I found ZPD via https://www.youtube.com/watch?v=KaoObLPR8GI

Don’t try to plan out every sub-sub-sub-goal at the start. There’s flexibility, but the most typical or standard approach is to figure out a series of reasonably high level goals from your current knowledge to your goal. Include just enough sub-goals and details for each step to have some confidence it will work. Then fill in more details as you go along . Start on the first sub-goal, and figure out sub-sub-goals for it, and if they are too big then take the first one, that you’re about to do, and divide it up more. Whenever you actually start doing a (sub) goal, divide it up into smaller parts if necessary (and when you start doing each of those parts, divide them up if necessary). Do just-in-time step division instead of planning everything from the start.

I’ve had the idea that planing is mostly done at the start of projects and then the rest is mostly following through on that plan. I’ve started to realize that it’s a good idea to change more parts of the plan while executing, for most projects (especially longer ones.)
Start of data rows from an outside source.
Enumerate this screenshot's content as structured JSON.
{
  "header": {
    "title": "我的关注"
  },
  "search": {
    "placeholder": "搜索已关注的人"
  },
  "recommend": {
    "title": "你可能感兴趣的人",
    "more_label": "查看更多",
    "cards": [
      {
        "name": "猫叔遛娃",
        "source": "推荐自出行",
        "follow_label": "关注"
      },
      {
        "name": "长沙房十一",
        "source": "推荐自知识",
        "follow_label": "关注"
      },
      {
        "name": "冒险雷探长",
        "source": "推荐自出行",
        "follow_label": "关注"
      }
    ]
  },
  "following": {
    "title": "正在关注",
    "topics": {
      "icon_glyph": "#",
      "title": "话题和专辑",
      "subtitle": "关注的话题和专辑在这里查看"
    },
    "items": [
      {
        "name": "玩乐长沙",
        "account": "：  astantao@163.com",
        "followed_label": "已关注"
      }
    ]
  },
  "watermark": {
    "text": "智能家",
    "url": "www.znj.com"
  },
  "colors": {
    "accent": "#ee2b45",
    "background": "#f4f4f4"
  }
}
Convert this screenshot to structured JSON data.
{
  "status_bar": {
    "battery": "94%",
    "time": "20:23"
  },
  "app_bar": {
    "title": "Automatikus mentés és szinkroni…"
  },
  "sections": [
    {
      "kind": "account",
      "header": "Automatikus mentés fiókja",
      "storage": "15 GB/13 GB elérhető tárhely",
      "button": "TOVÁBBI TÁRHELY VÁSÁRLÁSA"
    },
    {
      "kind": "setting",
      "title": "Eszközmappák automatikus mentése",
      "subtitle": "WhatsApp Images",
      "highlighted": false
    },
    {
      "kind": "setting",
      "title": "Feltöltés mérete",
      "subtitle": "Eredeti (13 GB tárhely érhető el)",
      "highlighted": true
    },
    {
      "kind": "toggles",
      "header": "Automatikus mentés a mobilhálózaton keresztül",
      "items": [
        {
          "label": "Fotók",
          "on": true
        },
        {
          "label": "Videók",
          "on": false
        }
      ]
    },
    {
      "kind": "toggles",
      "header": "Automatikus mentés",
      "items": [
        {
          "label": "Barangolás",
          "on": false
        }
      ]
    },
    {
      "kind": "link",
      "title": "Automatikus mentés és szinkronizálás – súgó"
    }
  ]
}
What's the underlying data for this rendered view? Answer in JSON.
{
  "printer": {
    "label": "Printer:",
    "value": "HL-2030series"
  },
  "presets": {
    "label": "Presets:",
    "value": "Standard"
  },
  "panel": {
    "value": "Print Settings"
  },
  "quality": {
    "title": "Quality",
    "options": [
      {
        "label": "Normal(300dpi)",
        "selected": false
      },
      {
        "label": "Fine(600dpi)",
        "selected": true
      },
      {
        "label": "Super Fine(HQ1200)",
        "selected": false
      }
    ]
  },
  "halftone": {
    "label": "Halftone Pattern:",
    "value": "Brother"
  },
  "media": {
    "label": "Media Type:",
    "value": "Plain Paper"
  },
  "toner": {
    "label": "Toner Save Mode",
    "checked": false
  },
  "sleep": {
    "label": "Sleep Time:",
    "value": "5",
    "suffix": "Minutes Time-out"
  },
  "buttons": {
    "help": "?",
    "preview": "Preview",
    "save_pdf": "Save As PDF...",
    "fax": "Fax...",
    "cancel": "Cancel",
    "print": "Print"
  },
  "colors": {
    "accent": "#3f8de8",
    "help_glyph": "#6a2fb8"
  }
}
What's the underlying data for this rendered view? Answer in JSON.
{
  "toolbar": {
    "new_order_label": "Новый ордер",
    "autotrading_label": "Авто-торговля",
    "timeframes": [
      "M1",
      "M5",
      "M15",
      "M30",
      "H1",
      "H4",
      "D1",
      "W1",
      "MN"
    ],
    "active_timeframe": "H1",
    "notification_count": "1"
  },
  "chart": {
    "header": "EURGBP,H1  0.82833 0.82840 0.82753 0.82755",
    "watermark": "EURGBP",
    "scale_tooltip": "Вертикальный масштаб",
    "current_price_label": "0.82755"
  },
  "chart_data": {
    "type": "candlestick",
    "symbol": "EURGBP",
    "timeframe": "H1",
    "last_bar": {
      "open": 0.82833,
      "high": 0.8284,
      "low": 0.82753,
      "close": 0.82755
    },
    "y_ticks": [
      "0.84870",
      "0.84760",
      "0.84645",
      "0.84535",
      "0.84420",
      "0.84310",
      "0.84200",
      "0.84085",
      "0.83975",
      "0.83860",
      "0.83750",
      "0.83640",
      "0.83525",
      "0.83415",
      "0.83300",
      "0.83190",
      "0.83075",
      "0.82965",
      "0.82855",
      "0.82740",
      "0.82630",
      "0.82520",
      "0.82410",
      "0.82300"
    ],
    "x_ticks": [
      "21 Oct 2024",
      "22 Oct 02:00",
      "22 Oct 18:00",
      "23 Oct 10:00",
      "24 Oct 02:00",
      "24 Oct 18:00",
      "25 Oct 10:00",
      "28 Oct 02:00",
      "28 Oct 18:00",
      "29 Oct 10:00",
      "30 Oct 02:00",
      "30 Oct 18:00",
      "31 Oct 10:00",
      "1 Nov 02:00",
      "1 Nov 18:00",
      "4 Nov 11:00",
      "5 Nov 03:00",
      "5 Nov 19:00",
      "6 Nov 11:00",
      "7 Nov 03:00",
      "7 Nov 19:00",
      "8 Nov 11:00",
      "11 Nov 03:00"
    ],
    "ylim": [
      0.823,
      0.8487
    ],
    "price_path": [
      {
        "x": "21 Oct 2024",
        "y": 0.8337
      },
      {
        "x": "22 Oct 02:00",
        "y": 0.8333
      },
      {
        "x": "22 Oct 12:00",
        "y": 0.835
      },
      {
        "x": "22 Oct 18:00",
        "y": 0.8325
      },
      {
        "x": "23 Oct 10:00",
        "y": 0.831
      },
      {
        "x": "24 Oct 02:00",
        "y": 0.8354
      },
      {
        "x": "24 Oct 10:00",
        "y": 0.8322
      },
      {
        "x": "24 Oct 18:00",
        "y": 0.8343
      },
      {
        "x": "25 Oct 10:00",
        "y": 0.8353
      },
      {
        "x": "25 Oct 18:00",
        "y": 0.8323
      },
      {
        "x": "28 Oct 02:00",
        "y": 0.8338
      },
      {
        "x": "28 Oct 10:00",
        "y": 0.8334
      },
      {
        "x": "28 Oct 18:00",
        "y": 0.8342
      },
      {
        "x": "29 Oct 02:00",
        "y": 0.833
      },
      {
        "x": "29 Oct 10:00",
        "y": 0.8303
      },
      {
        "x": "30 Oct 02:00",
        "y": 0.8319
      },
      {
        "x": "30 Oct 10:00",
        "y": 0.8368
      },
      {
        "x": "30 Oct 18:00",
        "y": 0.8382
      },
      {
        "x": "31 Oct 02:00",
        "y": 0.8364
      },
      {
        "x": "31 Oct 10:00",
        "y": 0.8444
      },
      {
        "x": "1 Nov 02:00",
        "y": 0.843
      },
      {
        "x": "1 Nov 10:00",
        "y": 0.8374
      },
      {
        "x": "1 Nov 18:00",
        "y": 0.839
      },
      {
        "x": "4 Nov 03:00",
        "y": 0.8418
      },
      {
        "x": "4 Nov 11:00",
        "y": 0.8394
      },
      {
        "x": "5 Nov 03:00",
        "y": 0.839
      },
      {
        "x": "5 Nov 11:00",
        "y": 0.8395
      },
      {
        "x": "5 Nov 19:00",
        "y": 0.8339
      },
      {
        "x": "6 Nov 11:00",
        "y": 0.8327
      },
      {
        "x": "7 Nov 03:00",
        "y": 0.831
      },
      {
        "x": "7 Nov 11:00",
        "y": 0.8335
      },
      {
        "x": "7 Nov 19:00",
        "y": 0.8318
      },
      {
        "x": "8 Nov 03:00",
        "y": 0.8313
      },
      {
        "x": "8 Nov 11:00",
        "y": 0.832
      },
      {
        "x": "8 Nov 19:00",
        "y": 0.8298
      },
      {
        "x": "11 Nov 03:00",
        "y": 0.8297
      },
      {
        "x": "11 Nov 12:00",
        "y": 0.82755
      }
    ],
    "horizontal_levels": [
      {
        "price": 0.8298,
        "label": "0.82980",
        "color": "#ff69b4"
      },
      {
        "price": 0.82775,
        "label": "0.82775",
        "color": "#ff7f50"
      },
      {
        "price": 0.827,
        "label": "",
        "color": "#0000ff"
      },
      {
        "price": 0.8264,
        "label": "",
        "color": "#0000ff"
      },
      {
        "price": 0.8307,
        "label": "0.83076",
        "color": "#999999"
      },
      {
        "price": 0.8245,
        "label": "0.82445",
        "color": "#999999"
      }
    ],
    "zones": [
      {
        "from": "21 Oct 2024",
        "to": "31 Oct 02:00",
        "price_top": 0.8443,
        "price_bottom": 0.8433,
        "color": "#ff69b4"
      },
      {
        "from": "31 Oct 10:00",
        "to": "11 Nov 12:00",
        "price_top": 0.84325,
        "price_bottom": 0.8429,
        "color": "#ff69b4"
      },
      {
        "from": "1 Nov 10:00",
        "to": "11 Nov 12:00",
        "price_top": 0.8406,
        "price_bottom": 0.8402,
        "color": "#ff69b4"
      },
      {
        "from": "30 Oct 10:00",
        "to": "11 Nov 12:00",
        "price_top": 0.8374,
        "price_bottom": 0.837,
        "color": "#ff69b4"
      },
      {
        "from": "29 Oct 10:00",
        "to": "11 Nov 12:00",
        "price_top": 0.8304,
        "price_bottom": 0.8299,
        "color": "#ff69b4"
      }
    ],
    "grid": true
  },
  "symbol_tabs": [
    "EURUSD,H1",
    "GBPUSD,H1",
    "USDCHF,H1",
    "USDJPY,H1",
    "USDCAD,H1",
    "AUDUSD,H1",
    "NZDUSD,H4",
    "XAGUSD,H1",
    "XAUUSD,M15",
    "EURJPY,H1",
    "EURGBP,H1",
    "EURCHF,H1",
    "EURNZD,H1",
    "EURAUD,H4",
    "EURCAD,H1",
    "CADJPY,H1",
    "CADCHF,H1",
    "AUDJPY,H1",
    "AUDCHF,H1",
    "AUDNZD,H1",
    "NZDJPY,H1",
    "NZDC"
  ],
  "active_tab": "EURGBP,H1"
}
I like the idea of just-in-time step division. Start with high level steps and goals (the only worry is that thinking of some lower level steps might make you change your higher level steps into something more efficient. I doubt this actually happens often, and when it does happen it’s probably not worth the effort and not reliably better than what you would have with just high level thinking.) Then plan out what you need in the moment. Going into detail early means you have a higher chance of planning things you won’t need and planning poorly because you don’t know as much yet.